Non è quindi così importante il concetto di “engagement” oppure è la mentalità di certi manager che dovrebbe adeguarsi ai nuovi paradigmi?
Ciao a tutti.
Roberto
confermo quanto dice Marco Bicocchi Pichi, e sono andata a controllare oggi http://www.iabforum.it/media/MI2008/Sala_stampa/filo_diretto/Coperchini_-_Barilla_IAB_finale.pdf pag 4.
Qualcuno nella presentazione di Barilla forse ha notato che nella prima slide a sinistra era scritto “obiettivo strategico raggiungere il target che non guarda la TV” e a destra “target che ha accesso ad Internet in ufficio .. e che comunque guarda la TV tutti i giorni” … o forse non ho visto bene io.
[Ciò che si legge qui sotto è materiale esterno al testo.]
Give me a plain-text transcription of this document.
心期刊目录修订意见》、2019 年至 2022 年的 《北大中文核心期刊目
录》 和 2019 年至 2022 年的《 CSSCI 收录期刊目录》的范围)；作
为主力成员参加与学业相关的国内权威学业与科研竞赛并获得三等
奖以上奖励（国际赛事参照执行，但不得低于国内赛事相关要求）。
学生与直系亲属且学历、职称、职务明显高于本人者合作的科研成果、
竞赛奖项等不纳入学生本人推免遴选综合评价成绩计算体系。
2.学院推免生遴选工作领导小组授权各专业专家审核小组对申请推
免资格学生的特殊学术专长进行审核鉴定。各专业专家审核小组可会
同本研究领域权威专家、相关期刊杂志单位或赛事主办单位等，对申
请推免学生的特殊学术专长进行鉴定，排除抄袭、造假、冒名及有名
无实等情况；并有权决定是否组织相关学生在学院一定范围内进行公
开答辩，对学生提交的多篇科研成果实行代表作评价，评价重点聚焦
Sono stata presente entrambi i giorni e ne torno con sensazioni contrastanti.
La sensazione generale (smentita poi da alcuni eventi/relazioni/…) è che si sia “osato” di meno, che quest’anno si sia stati meno visionari e più pragmatici. Forse la crisi impone allo IAB un comportamento e conseguenti scalette orientate ai risultati a breve, e lo posso anche capire. Cmq alcune cose importanti che escono dall’edizione 2008 sono le metriche! Non sarà poesia ma è tanto tanto importante. Interessantissimo poi lo speech del pomeriggio sulla navigazione da mobile. Nel pomeriggio del 5 allo stand Rai Sipra un divertente Carlo Freccero sui palinsesti e la pubblicità sul digitale, su come il web influenza e spinge la tv di oggi, avrebbe forse meritato spazi più ampi. peccato non esserci incontrati.
Ciao Andrea, credo anche io che quelle sono state tra le testimonianze più interessanti.
Mi sarebbe piaciuto incontrarti al nostro workshop sul buzz mkr e passaparola…Gregory Pouy ha dato un interessantissima visione dei social media a livello europeo. Anche J&J e Renault hanno raccontato la loro esperienza…segno che qualcosa si muove veramente.